GELLER, Neri

Neri Geller nasceu em Selbach (RS) no dia 7 de novembro de 1968, filho de Edvino Geller e de Teresinha Geller.

Agricultor e empresário rural radicado em Mato Grosso, em 1994 filiou-se ao Partido da Social Democracia Brasileira (PSDB) e em 1996 elegeu-se vereador em Lucas do Rio Verde, reelegendo-se em 2000. Coordenador do núcleo do Pró-soja de Lucas do Rio Verde, em 2006 liderou um movimento de protesto contra a política agrícola e econômica do governo Luís Inácio Lula da Silva, do Partido dos Trabalhadores (PT), que bloqueou rodovias em vários estados brasileiros. Denominado Grito do Ipiranga, em referência a Ipiranga do Norte, onde o movimento começou, seu objetivo era chamar a atenção do governo e da sociedade para a crise de rentabilidade vivida pelos produtores de soja. As manifestações iniciadas em Mato Grosso e expandiram-se para Mato Grosso do Sul, Acre, Rondônia, Paraná, Goiás, Pará e Bahia.

Em outubro de 2006 candidatou-se a deputado federal por Mato Grosso na legenda do PSDB, obtendo a primeira suplência com uma votação expressiva na cidade de Nova Mutum, uma das maiores produtores de soja do país. Em abril de 2007 assumiu o mandato, após a licença de Telma de Oliveira, decorrente de uma estratégia defendida e implementada por Dante de Oliveira, ex-governador e marido de Telma, com a qual pretendia dar oportunidade a outros correligionários. Exerceu o mandato até agosto seguinte e participou da Comissão de Agricultura, Pecuária, Abastecimento e Desenvolvimento Rural, da Comissão de Educação e Cultura e da Comissão de Viação e Transportes. Em 2008 assumiu a presidência do diretório regional do PSDB no estado, e em julho de 2009 ingressou no Partido Progressista (PP).

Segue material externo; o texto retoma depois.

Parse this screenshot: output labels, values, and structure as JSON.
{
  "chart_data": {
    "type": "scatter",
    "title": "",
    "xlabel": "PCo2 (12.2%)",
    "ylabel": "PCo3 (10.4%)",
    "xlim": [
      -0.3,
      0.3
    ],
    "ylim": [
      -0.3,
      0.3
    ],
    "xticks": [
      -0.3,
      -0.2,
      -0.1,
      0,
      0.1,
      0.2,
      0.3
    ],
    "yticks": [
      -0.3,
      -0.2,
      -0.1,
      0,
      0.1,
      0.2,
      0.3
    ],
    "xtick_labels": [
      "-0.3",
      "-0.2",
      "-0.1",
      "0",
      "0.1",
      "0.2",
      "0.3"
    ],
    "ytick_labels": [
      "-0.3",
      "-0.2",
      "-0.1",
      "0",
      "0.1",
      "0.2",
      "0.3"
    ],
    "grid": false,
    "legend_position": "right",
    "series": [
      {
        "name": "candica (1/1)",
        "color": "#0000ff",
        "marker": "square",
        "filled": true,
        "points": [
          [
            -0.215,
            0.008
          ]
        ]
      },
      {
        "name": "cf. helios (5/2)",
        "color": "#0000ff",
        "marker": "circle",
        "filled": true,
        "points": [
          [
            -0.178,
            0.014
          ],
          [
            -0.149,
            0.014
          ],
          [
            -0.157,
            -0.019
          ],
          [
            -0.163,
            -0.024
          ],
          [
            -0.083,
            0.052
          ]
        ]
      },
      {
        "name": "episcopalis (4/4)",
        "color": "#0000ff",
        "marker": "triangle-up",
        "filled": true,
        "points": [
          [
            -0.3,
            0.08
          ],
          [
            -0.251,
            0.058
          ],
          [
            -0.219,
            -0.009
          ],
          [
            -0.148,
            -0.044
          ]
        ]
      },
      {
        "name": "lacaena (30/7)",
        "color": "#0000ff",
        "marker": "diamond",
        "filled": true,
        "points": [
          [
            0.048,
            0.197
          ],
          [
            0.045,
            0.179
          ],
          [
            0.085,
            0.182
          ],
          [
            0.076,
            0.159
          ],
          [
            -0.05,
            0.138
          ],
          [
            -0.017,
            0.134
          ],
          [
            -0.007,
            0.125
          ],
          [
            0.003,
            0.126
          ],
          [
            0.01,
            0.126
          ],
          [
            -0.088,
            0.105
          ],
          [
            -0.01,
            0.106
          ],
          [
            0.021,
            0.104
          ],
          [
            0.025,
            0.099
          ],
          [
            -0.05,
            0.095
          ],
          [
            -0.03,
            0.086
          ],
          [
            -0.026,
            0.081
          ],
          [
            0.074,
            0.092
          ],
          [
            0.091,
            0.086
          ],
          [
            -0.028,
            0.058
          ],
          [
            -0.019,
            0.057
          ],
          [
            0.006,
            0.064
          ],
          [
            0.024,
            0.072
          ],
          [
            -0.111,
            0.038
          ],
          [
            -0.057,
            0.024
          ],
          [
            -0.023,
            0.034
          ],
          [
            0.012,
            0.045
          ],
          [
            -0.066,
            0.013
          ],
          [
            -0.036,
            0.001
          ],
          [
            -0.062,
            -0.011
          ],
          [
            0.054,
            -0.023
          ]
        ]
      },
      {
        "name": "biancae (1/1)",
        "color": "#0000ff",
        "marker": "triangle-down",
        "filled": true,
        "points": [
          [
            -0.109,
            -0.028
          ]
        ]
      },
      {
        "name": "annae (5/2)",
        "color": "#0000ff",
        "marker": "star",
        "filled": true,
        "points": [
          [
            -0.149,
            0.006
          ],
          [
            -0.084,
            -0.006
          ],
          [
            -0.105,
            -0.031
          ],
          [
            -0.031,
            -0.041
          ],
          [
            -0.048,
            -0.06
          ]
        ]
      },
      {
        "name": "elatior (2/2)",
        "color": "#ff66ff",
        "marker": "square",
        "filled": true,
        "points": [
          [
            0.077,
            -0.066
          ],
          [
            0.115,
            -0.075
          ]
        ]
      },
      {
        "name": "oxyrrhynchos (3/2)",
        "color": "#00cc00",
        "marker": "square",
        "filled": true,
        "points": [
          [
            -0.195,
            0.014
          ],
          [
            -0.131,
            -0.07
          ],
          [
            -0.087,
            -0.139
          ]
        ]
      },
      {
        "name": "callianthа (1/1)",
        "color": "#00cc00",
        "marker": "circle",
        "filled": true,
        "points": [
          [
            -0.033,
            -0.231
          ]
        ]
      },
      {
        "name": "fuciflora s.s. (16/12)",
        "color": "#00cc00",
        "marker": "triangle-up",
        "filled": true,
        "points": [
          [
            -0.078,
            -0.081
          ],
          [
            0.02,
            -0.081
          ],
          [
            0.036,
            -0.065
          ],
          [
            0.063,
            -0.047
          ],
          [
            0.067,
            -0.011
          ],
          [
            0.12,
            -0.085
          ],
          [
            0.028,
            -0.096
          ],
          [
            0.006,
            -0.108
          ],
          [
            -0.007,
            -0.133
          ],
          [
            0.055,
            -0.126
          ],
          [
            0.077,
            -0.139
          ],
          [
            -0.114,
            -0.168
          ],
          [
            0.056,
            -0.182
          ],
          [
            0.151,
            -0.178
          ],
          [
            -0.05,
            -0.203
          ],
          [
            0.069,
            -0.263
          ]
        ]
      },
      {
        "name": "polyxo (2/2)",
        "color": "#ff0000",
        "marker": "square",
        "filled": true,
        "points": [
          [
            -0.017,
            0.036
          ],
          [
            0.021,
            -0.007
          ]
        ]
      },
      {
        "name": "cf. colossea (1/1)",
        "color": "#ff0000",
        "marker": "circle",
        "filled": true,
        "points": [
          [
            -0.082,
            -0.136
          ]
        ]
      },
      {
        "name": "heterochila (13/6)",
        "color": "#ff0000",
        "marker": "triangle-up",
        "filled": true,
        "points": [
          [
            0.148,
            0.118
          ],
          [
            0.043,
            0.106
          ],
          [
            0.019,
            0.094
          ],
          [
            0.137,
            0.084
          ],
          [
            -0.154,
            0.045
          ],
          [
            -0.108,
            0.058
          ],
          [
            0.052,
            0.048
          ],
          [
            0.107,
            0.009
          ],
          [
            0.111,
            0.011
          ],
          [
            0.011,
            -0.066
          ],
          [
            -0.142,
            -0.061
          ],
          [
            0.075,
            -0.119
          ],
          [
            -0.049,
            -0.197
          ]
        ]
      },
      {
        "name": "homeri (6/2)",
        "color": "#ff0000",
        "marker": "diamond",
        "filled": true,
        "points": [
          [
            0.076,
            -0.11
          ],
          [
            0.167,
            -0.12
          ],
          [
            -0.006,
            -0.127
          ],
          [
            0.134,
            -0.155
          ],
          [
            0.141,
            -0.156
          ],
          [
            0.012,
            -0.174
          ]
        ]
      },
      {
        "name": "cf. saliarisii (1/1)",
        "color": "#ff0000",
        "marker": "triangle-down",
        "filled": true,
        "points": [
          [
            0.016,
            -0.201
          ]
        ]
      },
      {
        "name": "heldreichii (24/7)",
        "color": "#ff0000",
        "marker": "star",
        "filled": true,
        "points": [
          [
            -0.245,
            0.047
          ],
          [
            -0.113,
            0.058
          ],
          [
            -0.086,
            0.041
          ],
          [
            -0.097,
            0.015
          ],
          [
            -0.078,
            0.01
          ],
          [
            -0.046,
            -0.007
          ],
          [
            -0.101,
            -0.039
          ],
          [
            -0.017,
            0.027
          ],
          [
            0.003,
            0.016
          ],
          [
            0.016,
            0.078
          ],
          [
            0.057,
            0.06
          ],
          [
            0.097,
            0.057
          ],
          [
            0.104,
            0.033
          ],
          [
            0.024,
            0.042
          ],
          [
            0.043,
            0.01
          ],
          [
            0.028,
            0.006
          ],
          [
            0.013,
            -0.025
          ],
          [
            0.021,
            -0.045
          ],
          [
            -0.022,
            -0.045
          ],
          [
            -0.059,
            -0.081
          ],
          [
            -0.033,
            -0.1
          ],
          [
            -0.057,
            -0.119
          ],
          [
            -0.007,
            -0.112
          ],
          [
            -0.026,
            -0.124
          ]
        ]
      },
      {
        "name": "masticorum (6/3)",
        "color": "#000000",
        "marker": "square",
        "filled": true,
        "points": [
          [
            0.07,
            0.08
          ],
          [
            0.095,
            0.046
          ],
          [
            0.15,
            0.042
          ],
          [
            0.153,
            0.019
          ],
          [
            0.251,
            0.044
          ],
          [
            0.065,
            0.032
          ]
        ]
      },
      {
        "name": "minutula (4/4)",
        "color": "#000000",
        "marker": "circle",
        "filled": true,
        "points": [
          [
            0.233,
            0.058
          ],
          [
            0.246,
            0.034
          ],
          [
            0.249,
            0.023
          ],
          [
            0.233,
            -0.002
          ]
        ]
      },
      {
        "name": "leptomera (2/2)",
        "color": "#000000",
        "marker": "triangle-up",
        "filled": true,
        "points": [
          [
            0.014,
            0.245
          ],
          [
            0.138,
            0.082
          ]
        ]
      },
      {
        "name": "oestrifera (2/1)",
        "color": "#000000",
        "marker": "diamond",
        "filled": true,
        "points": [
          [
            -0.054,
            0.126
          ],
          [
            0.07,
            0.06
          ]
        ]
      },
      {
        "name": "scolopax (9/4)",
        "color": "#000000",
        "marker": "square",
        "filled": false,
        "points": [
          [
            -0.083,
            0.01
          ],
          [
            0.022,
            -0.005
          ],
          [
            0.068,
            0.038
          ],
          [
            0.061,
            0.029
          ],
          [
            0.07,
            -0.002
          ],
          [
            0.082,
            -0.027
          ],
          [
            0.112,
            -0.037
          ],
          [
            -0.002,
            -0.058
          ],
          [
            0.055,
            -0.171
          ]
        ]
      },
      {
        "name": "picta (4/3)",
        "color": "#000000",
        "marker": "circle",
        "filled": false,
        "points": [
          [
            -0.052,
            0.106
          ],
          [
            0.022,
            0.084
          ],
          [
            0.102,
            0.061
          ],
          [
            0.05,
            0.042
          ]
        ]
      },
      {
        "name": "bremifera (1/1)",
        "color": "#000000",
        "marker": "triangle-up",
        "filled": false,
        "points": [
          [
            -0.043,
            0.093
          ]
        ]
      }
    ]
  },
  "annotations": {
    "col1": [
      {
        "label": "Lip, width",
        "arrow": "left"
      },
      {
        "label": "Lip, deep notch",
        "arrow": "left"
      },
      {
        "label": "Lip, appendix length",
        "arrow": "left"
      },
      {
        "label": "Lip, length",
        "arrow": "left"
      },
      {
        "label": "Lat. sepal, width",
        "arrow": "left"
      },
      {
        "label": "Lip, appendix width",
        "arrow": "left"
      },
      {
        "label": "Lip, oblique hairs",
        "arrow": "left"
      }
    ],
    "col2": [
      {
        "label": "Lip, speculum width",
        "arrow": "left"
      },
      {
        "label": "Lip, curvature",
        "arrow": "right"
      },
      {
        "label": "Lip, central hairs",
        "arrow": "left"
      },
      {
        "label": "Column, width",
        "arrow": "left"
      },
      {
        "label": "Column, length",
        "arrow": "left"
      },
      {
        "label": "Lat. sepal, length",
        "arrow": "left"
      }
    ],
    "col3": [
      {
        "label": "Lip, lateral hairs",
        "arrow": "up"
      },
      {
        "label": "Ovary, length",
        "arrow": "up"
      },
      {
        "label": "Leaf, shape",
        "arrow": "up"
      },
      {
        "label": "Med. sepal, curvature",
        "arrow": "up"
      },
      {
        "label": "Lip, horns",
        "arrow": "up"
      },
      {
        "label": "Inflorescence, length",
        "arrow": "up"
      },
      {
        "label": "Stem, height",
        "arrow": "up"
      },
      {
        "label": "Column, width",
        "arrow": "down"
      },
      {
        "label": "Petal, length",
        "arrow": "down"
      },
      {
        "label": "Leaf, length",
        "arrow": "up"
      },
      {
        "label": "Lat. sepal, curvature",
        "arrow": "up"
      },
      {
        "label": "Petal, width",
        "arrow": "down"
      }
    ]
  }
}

Nas eleições de outubro de 2010, tentou retornar à Câmara, mas os 45.196 votos que recebeu foram insuficientes, rendendo uma suplência.

Em fevereiro de 2011, assumiu a cadeira de Eliene Lima, que licenciou-se para assumir uma secretaria no governo do Mato Grosso. Permaneceu no exercício do mandato de deputado até outubro, tendo ocupado neste período a titularidade na Comissão de Integração Nacional, Desenvolvimento Regional e da Amazônia.

Em 2012, tentou retornar ao cargo por meio de uma ação no Supremo Tribunal Federal, (STF) na qual alegava que o primeiro suplente Roberto Dorner teria praticado infidelidade partidária. O STF, no entanto, julgou a ação improcedente.

No ano seguinte, foi empossado na Secretaria de Política Agrícola, órgão do Ministério da Agricultura, Pecuária e Abastecimento. E, em março de 2014, quando uma reforma ministerial foi levada a cabo em função das eleições subsequentes, foi nomeado pela presidente Dilma Rousseff para suceder Antônio Andrade no comando da pasta.

Deixou o PP e migrou para o Partido do Movimento Democrático Brasileiro (PMDB).

Foi ainda vice-presidente da Associação dos Produtores de Soja de Mato Grosso.